Liv., 45, 15, 9 (a. 169) : Petentibus, ut ex instituto ad sarta tecta exigenda et ad opera, quae locassent, probanda anni et sex mensum tempus prorogaretur, Cn. Tremellius tribunus, quia lectus non erat in senatum intercessit.


Comme les censeurs demandaient que, pour mener à bon terme, selon l’usage, l’entretien des édifices et vérifier l’exécution des travaux mis en adjudication, on prorogeât leur temps effectif de magistrature au-delà de dix-huit mois, le tribun du peuple Cn. Tremellius, parce qu’il n’avait pas été inscrit parmi les sénateurs, opposa son veto (trad. P. Jal, CUF).

Notice
Notice

Cn. Tremellius est peut-être le fils de C. Tremellius[1], connu uniquement pour avoir été un des decemuiri chargé de la distribution de terres en Ligurie et en Gaule en 173 mais qui pourrait avoir été préteur à une date inconnue[2]. Si tel est bien le cas, nul doute que l’élection de Cn. Tremellius au tribunat en 169[3] fût favorisée par le crédit dont jouissait son père à l’époque. Malgré ses origines semble-t-il prétoriennes, il ne fut pas choisi par les censeurs de 169[4] lors de la lectio senatus[5]. Le terme utilisé par Tite-Live, non legere, désigne clairement le refus de recruter un jeune aristocrate. Les historiens ont naturellement considéré que Cn. Tremellius avait été praeteritus, à juste titre selon nous[6]. P. Willems concluait déjà que Cn. Tremellius devait avoir exercé la questure avant la censure, soit avant 169[7] tandis qu’E. Gabba l’utilisait comme argument pour l’octroi du ius s. d. aux questoriens avant 169[8]. La questure, si elle n’est pas nécessaire[9], est néanmoins probable puisqu’elle donnait une réelle prétention à Cn. Tremellius à entrer au Sénat. Elle expliquerait également sa déception et sa colère manifestée par son opposition, comme tribun, l’année suivante à la prorogation des censeurs. Questorien, Cn. Tremelllius pouvait légitimement aspirer à entrer au Sénat et le refus des censeurs aurait été un affront justifiant sa réaction. Ainsi nous pouvons supposer que Tremellius avait été questeur en 170 au plus tard.

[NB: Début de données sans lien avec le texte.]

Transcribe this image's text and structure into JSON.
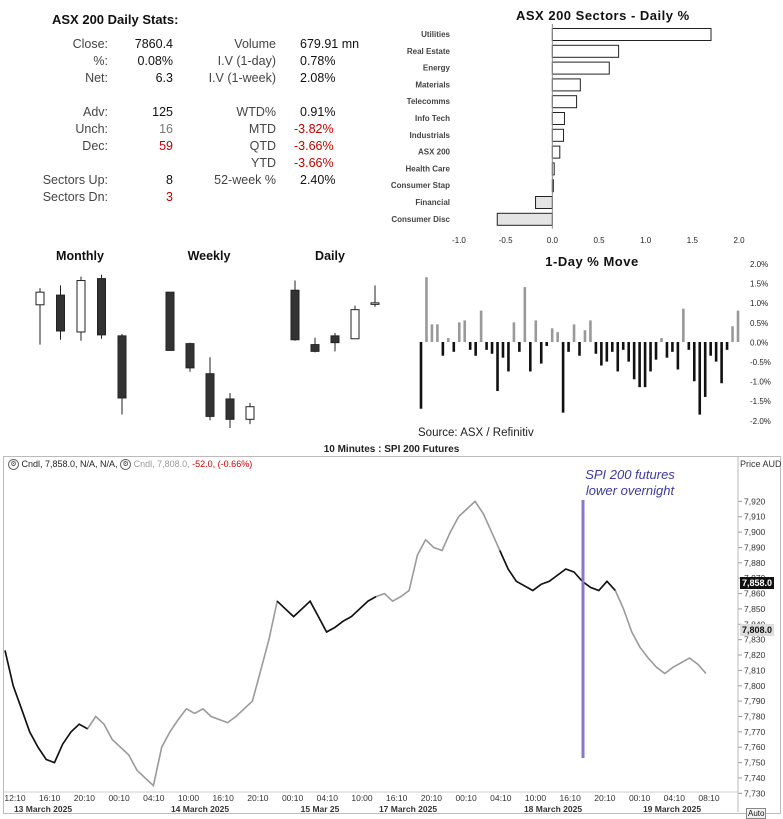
{
  "stats": {
    "title": "ASX 200 Daily Stats:",
    "left": [
      {
        "label": "Close:",
        "value": "7860.4"
      },
      {
        "label": "%:",
        "value": "0.08%"
      },
      {
        "label": "Net:",
        "value": "6.3"
      },
      {
        "label": "Adv:",
        "value": "125"
      },
      {
        "label": "Unch:",
        "value": "16"
      },
      {
        "label": "Dec:",
        "value": "59"
      },
      {
        "label": "Sectors Up:",
        "value": "8"
      },
      {
        "label": "Sectors Dn:",
        "value": "3"
      }
    ],
    "right": [
      {
        "label": "Volume",
        "value": "679.91 mn"
      },
      {
        "label": "I.V (1-day)",
        "value": "0.78%"
      },
      {
        "label": "I.V (1-week)",
        "value": "2.08%"
      },
      {
        "label": "WTD%",
        "value": "0.91%"
      },
      {
        "label": "MTD",
        "value": "-3.82%"
      },
      {
        "label": "QTD",
        "value": "-3.66%"
      },
      {
        "label": "YTD",
        "value": "-3.66%"
      },
      {
        "label": "52-week %",
        "value": "2.40%"
      }
    ]
  },
  "chart_data": [
    {
      "type": "bar",
      "orientation": "horizontal",
      "title": "ASX 200 Sectors - Daily %",
      "categories": [
        "Utilities",
        "Real Estate",
        "Energy",
        "Materials",
        "Telecomms",
        "Info Tech",
        "Industrials",
        "ASX 200",
        "Health Care",
        "Consumer Stap",
        "Financial",
        "Consumer Disc"
      ],
      "values": [
        1.7,
        0.71,
        0.61,
        0.3,
        0.26,
        0.13,
        0.12,
        0.08,
        0.02,
        0.01,
        -0.18,
        -0.59
      ],
      "xlim": [
        -1.0,
        2.0
      ],
      "xticks": [
        "-1.0",
        "-0.5",
        "0.0",
        "0.5",
        "1.0",
        "1.5",
        "2.0"
      ]
    },
    {
      "type": "candlestick",
      "panels": [
        {
          "title": "Monthly",
          "candles": [
            {
              "o": 7.9,
              "h": 9.6,
              "l": 3.8,
              "c": 9.2
            },
            {
              "o": 8.9,
              "h": 9.9,
              "l": 4.3,
              "c": 5.2
            },
            {
              "o": 5.1,
              "h": 10.8,
              "l": 4.2,
              "c": 10.4
            },
            {
              "o": 10.6,
              "h": 11.0,
              "l": 4.4,
              "c": 4.8
            },
            {
              "o": 4.7,
              "h": 4.9,
              "l": -3.4,
              "c": -1.7
            }
          ]
        },
        {
          "title": "Weekly",
          "candles": [
            {
              "o": 9.2,
              "h": 9.2,
              "l": 3.2,
              "c": 3.2
            },
            {
              "o": 3.9,
              "h": 4.0,
              "l": 1.0,
              "c": 1.4
            },
            {
              "o": 0.8,
              "h": 2.5,
              "l": -4.0,
              "c": -3.6
            },
            {
              "o": -1.8,
              "h": -1.2,
              "l": -4.8,
              "c": -3.9
            },
            {
              "o": -3.9,
              "h": -2.2,
              "l": -4.4,
              "c": -2.6
            }
          ]
        },
        {
          "title": "Daily",
          "candles": [
            {
              "o": 9.4,
              "h": 10.4,
              "l": 4.2,
              "c": 4.3
            },
            {
              "o": 3.8,
              "h": 4.5,
              "l": 3.0,
              "c": 3.1
            },
            {
              "o": 4.7,
              "h": 5.0,
              "l": 3.1,
              "c": 4.0
            },
            {
              "o": 4.4,
              "h": 7.8,
              "l": 4.4,
              "c": 7.4
            },
            {
              "o": 8.0,
              "h": 9.9,
              "l": 7.7,
              "c": 8.1
            }
          ]
        }
      ]
    },
    {
      "type": "bar",
      "title": "1-Day % Move",
      "yticks": [
        "2.0%",
        "1.5%",
        "1.0%",
        "0.5%",
        "0.0%",
        "-0.5%",
        "-1.0%",
        "-1.5%",
        "-2.0%"
      ],
      "ylim": [
        -2.0,
        2.0
      ],
      "values": [
        -1.7,
        1.65,
        0.45,
        0.45,
        -0.35,
        0.1,
        -0.25,
        0.5,
        0.55,
        -0.2,
        -0.35,
        0.8,
        -0.2,
        -0.3,
        -1.25,
        -0.4,
        -0.75,
        0.5,
        -0.25,
        1.4,
        -0.75,
        0.55,
        -0.55,
        -0.1,
        0.35,
        0.25,
        -1.8,
        -0.25,
        0.45,
        -0.35,
        0.3,
        0.55,
        -0.3,
        -0.6,
        -0.5,
        -0.25,
        -0.75,
        -0.2,
        -0.5,
        -0.95,
        -1.15,
        -1.15,
        -0.75,
        -0.45,
        0.1,
        -0.4,
        -0.25,
        -0.7,
        0.85,
        -0.2,
        -1.0,
        -1.85,
        -1.4,
        -0.35,
        -0.5,
        -1.05,
        -0.2,
        0.4,
        0.8
      ]
    },
    {
      "type": "line",
      "title": "10 Minutes : SPI 200 Futures",
      "legend": {
        "series1": "Cndl, 7,858.0, N/A, N/A,",
        "series2": "Cndl, 7,808.0, -52.0, (-0.66%)",
        "series2_value": "7,808.0,",
        "series2_change": "-52.0, (-0.66%)"
      },
      "ylabel": "Price AUD",
      "ylim": [
        7725,
        7930
      ],
      "yticks": [
        "7,920",
        "7,910",
        "7,900",
        "7,890",
        "7,880",
        "7,870",
        "7,860",
        "7,850",
        "7,840",
        "7,830",
        "7,820",
        "7,810",
        "7,800",
        "7,790",
        "7,780",
        "7,770",
        "7,760",
        "7,750",
        "7,740",
        "7,730"
      ],
      "xticks": [
        "12:10",
        "16:10",
        "20:10",
        "00:10",
        "04:10",
        "10:00",
        "16:10",
        "20:10",
        "00:10",
        "04:10",
        "10:00",
        "16:10",
        "20:10",
        "00:10",
        "04:10",
        "10:00",
        "16:10",
        "20:10",
        "00:10",
        "04:10",
        "08:10"
      ],
      "xdates": [
        "13 March 2025",
        "14 March 2025",
        "15 Mar 25",
        "17 March 2025",
        "18 March 2025",
        "19 March 2025"
      ],
      "last_price_box": "7,858.0",
      "prev_price_box": "7,808.0",
      "annotation": "SPI 200 futures lower overnight",
      "series": [
        {
          "name": "SPI 200 Futures",
          "values": [
            7823,
            7800,
            7785,
            7770,
            7760,
            7752,
            7750,
            7762,
            7770,
            7775,
            7772,
            7780,
            7775,
            7765,
            7760,
            7755,
            7745,
            7740,
            7735,
            7760,
            7770,
            7778,
            7785,
            7782,
            7785,
            7780,
            7778,
            7776,
            7780,
            7785,
            7790,
            7810,
            7830,
            7855,
            7850,
            7845,
            7850,
            7855,
            7845,
            7835,
            7838,
            7842,
            7845,
            7850,
            7855,
            7858,
            7860,
            7855,
            7858,
            7862,
            7885,
            7895,
            7890,
            7888,
            7900,
            7910,
            7915,
            7920,
            7912,
            7900,
            7888,
            7876,
            7868,
            7865,
            7862,
            7866,
            7868,
            7872,
            7876,
            7874,
            7868,
            7864,
            7862,
            7868,
            7862,
            7850,
            7835,
            7825,
            7818,
            7812,
            7808,
            7812,
            7815,
            7818,
            7814,
            7808
          ]
        }
      ]
    }
  ],
  "source": "Source: ASX / Refinitiv",
  "auto_label": "Auto",
  "colors": {
    "negative": "#c00000",
    "annotation": "#3b3b9b",
    "vline": "#8878c8",
    "black_bar": "#111111",
    "grey_bar": "#999999"
  }
}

Tite-Live, notre unique source sur cet épisode, ne précise pas le motif invoqué par les censeurs. Cependant, le veto de Cn. Tremellius, posé uniquement par dépit selon l’historien padouan, signifierait que les censeurs avaient préféré à Tremellius un autre jeune aristocrate, voire qu’ils avaient des choses à lui reprocher. Néanmoins, il est impossible de conclure à ce propos même si la sévérité des censeurs est signalée par Tite-Live[10]. Notons seulement que si grief il y avait, ce dernier ne devait pas avoir convaincu le peuple puisqu’il élut Cn. Tremellius au tribunat quelques mois après la lectio (cette tâche était généralement la première accomplie par les censeurs qui entraient en fonction au printemps, soit avant l’élection des tribuns).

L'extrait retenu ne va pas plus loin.